200 Jahre Tradition:Dank für Schutz vor einer Tierseuche

200 Jahre Tradition: Ein Abbild der Pfarrkirche wird bei dem Umzug mitgeführt.

Ein Abbild der Pfarrkirche wird bei dem Umzug mitgeführt.

(Foto: Günther Reger)

In Türkenfeld findet bei frühlingshaften Temperaturen wieder der Ritt zu Ehren des heiligen Silvester statt. 2000 Menschen schauen zu.

Seit mehr als 200 Jahren zählt der Silvesterritt in Türkenfeld zu den bedeutendsten Brauchtumsveranstaltungen der Ammersee-Lech-Region. Auch wenn die Tradition wegen Corona zwei Jahre unterbrochen war, hat der Umritt wieder zu seiner gewohnten Schönheit gefunden. Weit mehr als 2000 Zuschauer säumen nach Schätzung eines Sicherungspostens der Freiwilligen Feuerwehr bei frühlingshaftem Wetter die Straße von der Eisenbahnbrücke bis zur Pfarrkirche, vor der Father John und Diakon Weiß von einem Podest aus die Segensgebete sprechen.

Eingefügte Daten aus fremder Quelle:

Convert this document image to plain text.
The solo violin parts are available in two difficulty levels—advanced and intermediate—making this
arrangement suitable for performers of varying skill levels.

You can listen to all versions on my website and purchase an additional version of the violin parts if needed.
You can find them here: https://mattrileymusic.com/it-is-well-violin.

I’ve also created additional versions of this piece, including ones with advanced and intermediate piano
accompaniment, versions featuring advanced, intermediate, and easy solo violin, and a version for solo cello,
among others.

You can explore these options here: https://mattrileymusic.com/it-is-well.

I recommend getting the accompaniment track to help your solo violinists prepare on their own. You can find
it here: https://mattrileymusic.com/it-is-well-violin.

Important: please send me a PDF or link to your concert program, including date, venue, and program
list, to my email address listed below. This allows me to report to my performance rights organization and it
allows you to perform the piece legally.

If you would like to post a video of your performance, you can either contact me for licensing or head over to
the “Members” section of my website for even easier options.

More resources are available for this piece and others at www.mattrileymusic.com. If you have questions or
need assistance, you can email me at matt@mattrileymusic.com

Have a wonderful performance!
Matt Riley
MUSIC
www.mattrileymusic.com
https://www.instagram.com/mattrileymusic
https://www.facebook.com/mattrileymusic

Father John kommt aus Uganda und hat in Türkenfeld viele Unterstützer, die ihm mit Spenden helfen, den Aufbau eines Schulzentrums in seiner Heimat zu finanzieren. Eine große Ehre sei es für ihn, den Segen mit der Reliquien- Monstranz und Weihwasser erteilen zu dürfen, sagt er.

200 Jahre Tradition: Father John spendet den Segen.

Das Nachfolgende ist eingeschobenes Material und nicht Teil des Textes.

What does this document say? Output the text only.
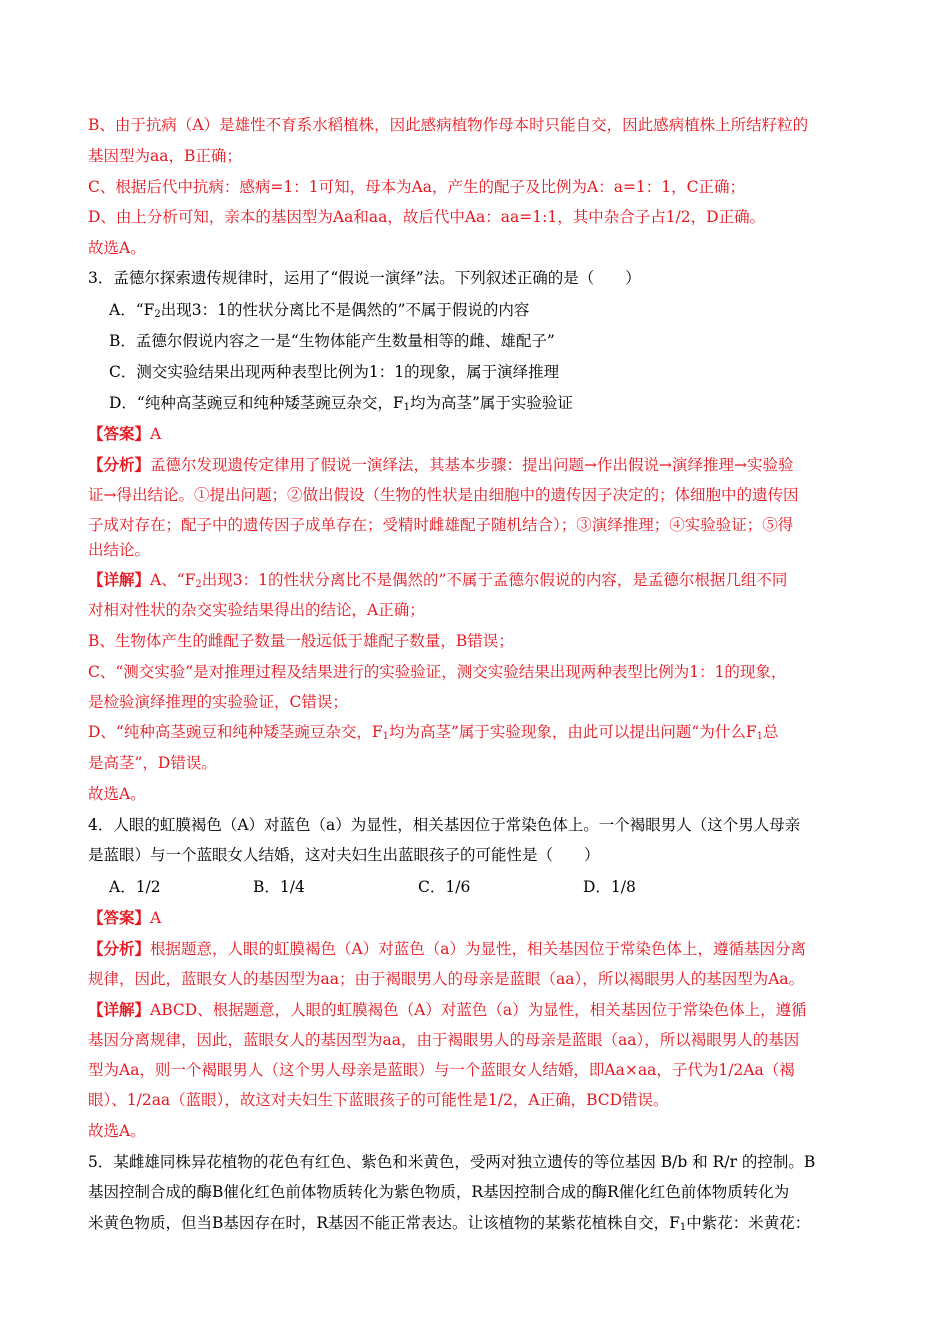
B、由于抗病（A）是雄性不育系水稻植株，因此感病植物作母本时只能自交，因此感病植株上所结籽粒的
基因型为aa，B正确；
C、根据后代中抗病：感病=1：1可知，母本为Aa，产生的配子及比例为A：a=1：1，C正确；
D、由上分析可知，亲本的基因型为Aa和aa，故后代中Aa：aa=1:1，其中杂合子占1/2，D正确。
故选A。
3．孟德尔探索遗传规律时，运用了“假说一演绎”法。下列叙述正确的是（　　）
A．“$F_2$出现3：1的性状分离比不是偶然的”不属于假说的内容
B．孟德尔假说内容之一是“生物体能产生数量相等的雌、雄配子”
C．测交实验结果出现两种表型比例为1：1的现象，属于演绎推理
D．“纯种高茎豌豆和纯种矮茎豌豆杂交，$F_1$均为高茎”属于实验验证
【答案】A
【分析】孟德尔发现遗传定律用了假说一演绎法，其基本步骤：提出问题→作出假说→演绎推理→实验验
证→得出结论。①提出问题；②做出假设（生物的性状是由细胞中的遗传因子决定的；体细胞中的遗传因
子成对存在；配子中的遗传因子成单存在；受精时雌雄配子随机结合）；③演绎推理；④实验验证；⑤得
出结论。
【详解】A、“$F_2$出现3：1的性状分离比不是偶然的”不属于孟德尔假说的内容，是孟德尔根据几组不同
对相对性状的杂交实验结果得出的结论，A正确；
B、生物体产生的雌配子数量一般远低于雄配子数量，B错误；
C、“测交实验”是对推理过程及结果进行的实验验证，测交实验结果出现两种表型比例为1：1的现象，
是检验演绎推理的实验验证，C错误；
D、“纯种高茎豌豆和纯种矮茎豌豆杂交，$F_1$均为高茎”属于实验现象，由此可以提出问题“为什么$F_1$总
是高茎”，D错误。
故选A。
4．人眼的虹膜褐色（A）对蓝色（a）为显性，相关基因位于常染色体上。一个褐眼男人（这个男人母亲
是蓝眼）与一个蓝眼女人结婚，这对夫妇生出蓝眼孩子的可能性是（　　）
A．1/2	B．1/4	C．1/6	D．1/8
【答案】A
【分析】根据题意，人眼的虹膜褐色（A）对蓝色（a）为显性，相关基因位于常染色体上，遵循基因分离
规律，因此，蓝眼女人的基因型为aa；由于褐眼男人的母亲是蓝眼（aa），所以褐眼男人的基因型为Aa。
【详解】ABCD、根据题意，人眼的虹膜褐色（A）对蓝色（a）为显性，相关基因位于常染色体上，遵循
基因分离规律，因此，蓝眼女人的基因型为aa，由于褐眼男人的母亲是蓝眼（aa），所以褐眼男人的基因
型为Aa，则一个褐眼男人（这个男人母亲是蓝眼）与一个蓝眼女人结婚，即Aa×aa，子代为1/2Aa（褐
眼）、1/2aa（蓝眼），故这对夫妇生下蓝眼孩子的可能性是1/2，A正确，BCD错误。
故选A。
5．某雌雄同株异花植物的花色有红色、紫色和米黄色，受两对独立遗传的等位基因 B/b 和 R/r 的控制。B
基因控制合成的酶B催化红色前体物质转化为紫色物质，R基因控制合成的酶R催化红色前体物质转化为
米黄色物质，但当B基因存在时，R基因不能正常表达。让该植物的某紫花植株自交，$F_1$中紫花：米黄花：
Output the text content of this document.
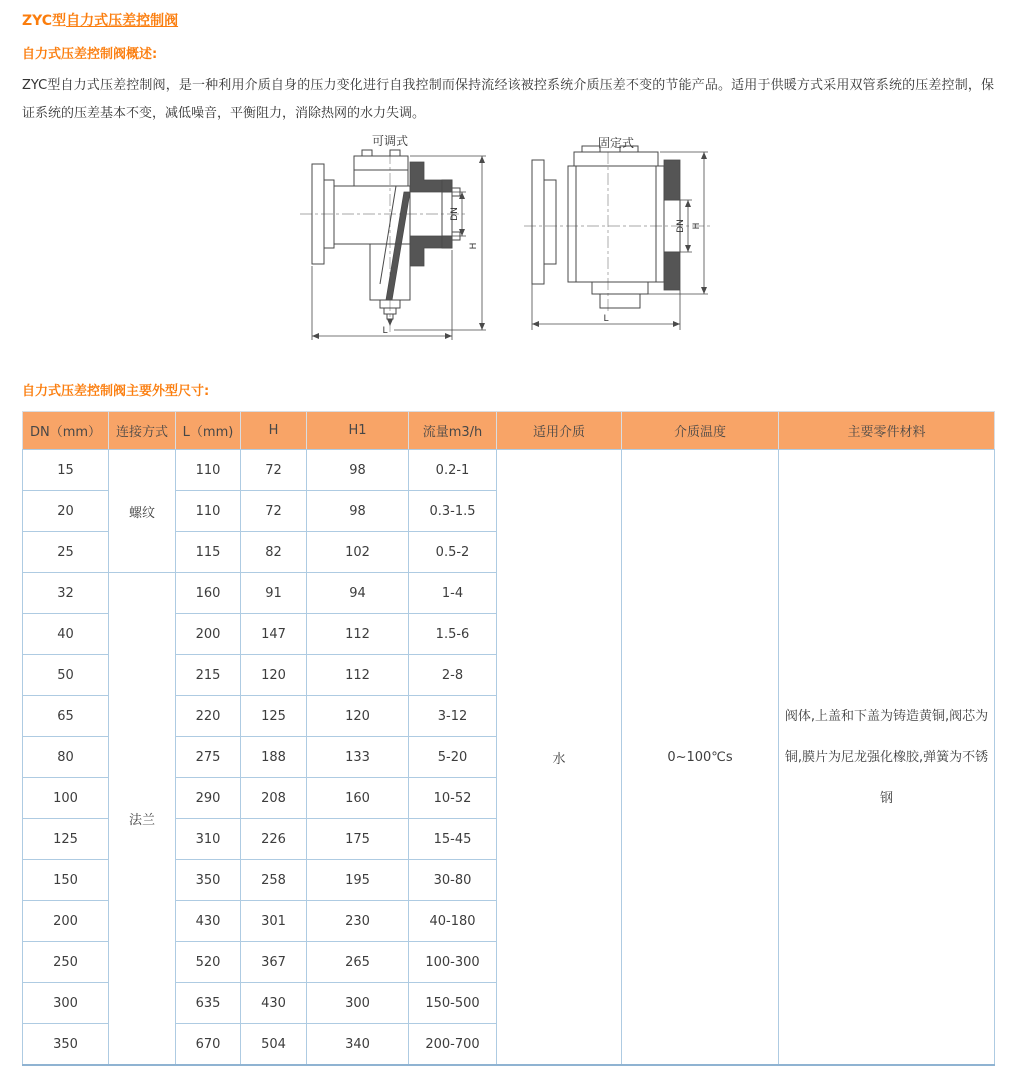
ZYC型自力式压差控制阀
自力式压差控制阀概述:

ZYC型自力式压差控制阀，是一种利用介质自身的压力变化进行自我控制而保持流经该被控系统介质压差不变的节能产品。适用于供暖方式采用双管系统的压差控制，保证系统的压差基本不变，减低噪音，平衡阻力，消除热网的水力失调。

可调式
DN
H
L
固定式
DN H
L
自力式压差控制阀主要外型尺寸:
DN（mm）	连接方式	L（mm)	H	H1	流量m3/h	适用介质	介质温度	主要零件材料
15	螺纹	110	72	98	0.2-1	水	0~100℃s	阀体,上盖和下盖为铸造黄铜,阀芯为铜,膜片为尼龙强化橡胶,弹簧为不锈钢
20		110	72	98	0.3-1.5			
25		115	82	102	0.5-2			
32	法兰	160	91	94	1-4			
40		200	147	112	1.5-6			
50		215	120	112	2-8			
65		220	125	120	3-12			
80		275	188	133	5-20			
100		290	208	160	10-52			
125		310	226	175	15-45			
150		350	258	195	30-80			
200		430	301	230	40-180			
250		520	367	265	100-300			
300		635	430	300	150-500			
350		670	504	340	200-700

Father John spendet den Segen.

(Foto: Günther Reger)

"Der Ritt zum Jahresende mit Segnung für Tier und Mensch hat uns schon sehr gefehlt", sagt Robert Gasteiger. Er sei "schon mindestens zwanzig Mal" dabei, und streicht seinem Freiberger Hengst über die ausgekämmte Mähne. Zum Zwölf-Uhr-Läuten setzt sich der Festzug in Bewegung. Etwa 120 herausgeputzte Pferde verschiedener Größen und Rassen, einige Esel und ein Dutzend Hunde hatten sich auf dem Schulhof aufgestellt.

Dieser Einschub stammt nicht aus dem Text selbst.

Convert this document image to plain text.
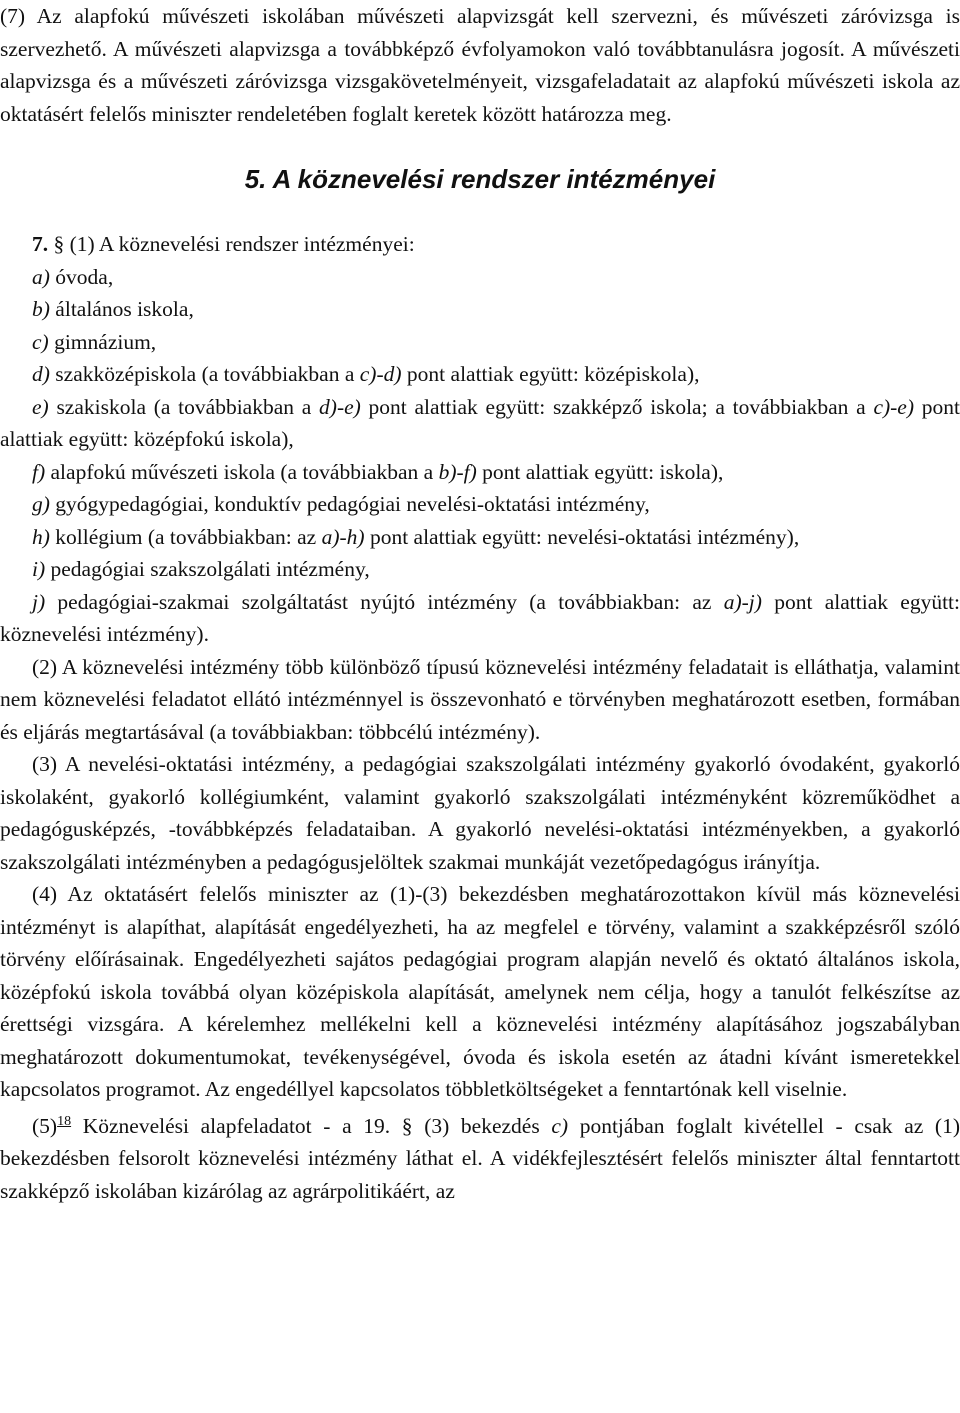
(7) Az alapfokú művészeti iskolában művészeti alapvizsgát kell szervezni, és művészeti záróvizsga is szervezhető. A művészeti alapvizsga a továbbképző évfolyamokon való továbbtanulásra jogosít. A művészeti alapvizsga és a művészeti záróvizsga vizsgakövetelményeit, vizsgafeladatait az alapfokú művészeti iskola az oktatásért felelős miniszter rendeletében foglalt keretek között határozza meg.

5. A köznevelési rendszer intézményei

7. § (1) A köznevelési rendszer intézményei:

a) óvoda,

b) általános iskola,

c) gimnázium,

d) szakközépiskola (a továbbiakban a c)-d) pont alattiak együtt: középiskola),

e) szakiskola (a továbbiakban a d)-e) pont alattiak együtt: szakképző iskola; a továbbiakban a c)-e) pont alattiak együtt: középfokú iskola),

f) alapfokú művészeti iskola (a továbbiakban a b)-f) pont alattiak együtt: iskola),

g) gyógypedagógiai, konduktív pedagógiai nevelési-oktatási intézmény,

h) kollégium (a továbbiakban: az a)-h) pont alattiak együtt: nevelési-oktatási intézmény),

i) pedagógiai szakszolgálati intézmény,

j) pedagógiai-szakmai szolgáltatást nyújtó intézmény (a továbbiakban: az a)-j) pont alattiak együtt: köznevelési intézmény).

(2) A köznevelési intézmény több különböző típusú köznevelési intézmény feladatait is elláthatja, valamint nem köznevelési feladatot ellátó intézménnyel is összevonható e törvényben meghatározott esetben, formában és eljárás megtartásával (a továbbiakban: többcélú intézmény).

(3) A nevelési-oktatási intézmény, a pedagógiai szakszolgálati intézmény gyakorló óvodaként, gyakorló iskolaként, gyakorló kollégiumként, valamint gyakorló szakszolgálati intézményként közreműködhet a pedagógusképzés, -továbbképzés feladataiban. A gyakorló nevelési-oktatási intézményekben, a gyakorló szakszolgálati intézményben a pedagógusjelöltek szakmai munkáját vezetőpedagógus irányítja.

(4) Az oktatásért felelős miniszter az (1)-(3) bekezdésben meghatározottakon kívül más köznevelési intézményt is alapíthat, alapítását engedélyezheti, ha az megfelel e törvény, valamint a szakképzésről szóló törvény előírásainak. Engedélyezheti sajátos pedagógiai program alapján nevelő és oktató általános iskola, középfokú iskola továbbá olyan középiskola alapítását, amelynek nem célja, hogy a tanulót felkészítse az érettségi vizsgára. A kérelemhez mellékelni kell a köznevelési intézmény alapításához jogszabályban meghatározott dokumentumokat, tevékenységével, óvoda és iskola esetén az átadni kívánt ismeretekkel kapcsolatos programot. Az engedéllyel kapcsolatos többletköltségeket a fenntartónak kell viselnie.

(5)$^{18}$ Köznevelési alapfeladatot - a 19. § (3) bekezdés c) pontjában foglalt kivétellel - csak az (1) bekezdésben felsorolt köznevelési intézmény láthat el. A vidékfejlesztésért felelős miniszter által fenntartott szakképző iskolában kizárólag az agrárpolitikáért, az
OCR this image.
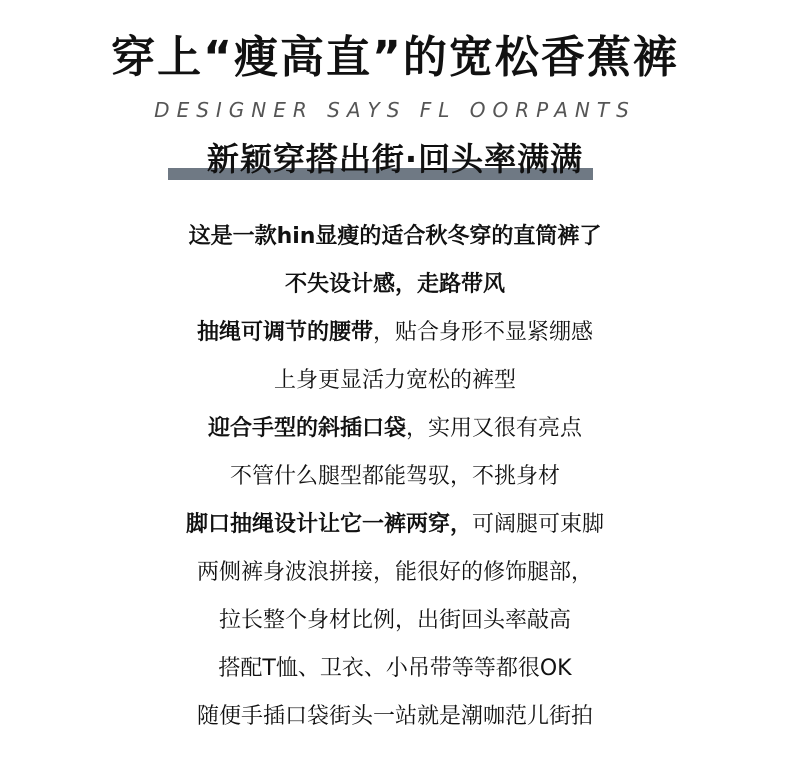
穿上“瘦高直”的宽松香蕉裤
DESIGNER SAYS FL OORPANTS
新颖穿搭出街·回头率满满
这是一款hin显瘦的适合秋冬穿的直筒裤了
不失设计感，走路带风
抽绳可调节的腰带，贴合身形不显紧绷感
上身更显活力宽松的裤型
迎合手型的斜插口袋，实用又很有亮点
不管什么腿型都能驾驭，不挑身材
脚口抽绳设计让它一裤两穿，可阔腿可束脚
两侧裤身波浪拼接，能很好的修饰腿部，
拉长整个身材比例，出街回头率敲高
搭配T恤、卫衣、小吊带等等都很OK
随便手插口袋街头一站就是潮咖范儿街拍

Ganz vorne hinter dem Polizeiauto führt Kreuzreiterin Beate Maier vom Pferdehof Rieger den Festzug an. Stolz trägt sie die neue Schärpe, die der Brauchtumsfreund Hubert Mayer hat anfertigen lassen. Dahinter folgen die Blaskapelle, Fahnenabordnungen der örtlichen Vereine sowie Bürgermeister Emanuel Staffler mit Gemeinderäten und Honoratioren aus dem gesamten Landkreis.

200 Jahre Tradition: Die Kreuzreiter führen den Zug an.

Die Kreuzreiter führen den Zug an.

(Foto: Günther Reger)

Mitgeführt werden Modelle der Pfarrkirche, des Fugger-Schlosses und der Krieger-Gedächtniskapelle. Weithin glänzt im Sonnenlicht die Figur des Heiligen Silvester, die das Jahr über im Schloss aufbewahrt wird. Seit die Gemeinde nach langen Verhandlungen und, wie manche meinen, mit Unterstützung des Heiligen im Jahr 1980 selbständige Kommune bleiben konnte, ist Silvester nicht nur Schutzpatron für Tiere, sondern auch für die Gemeinde.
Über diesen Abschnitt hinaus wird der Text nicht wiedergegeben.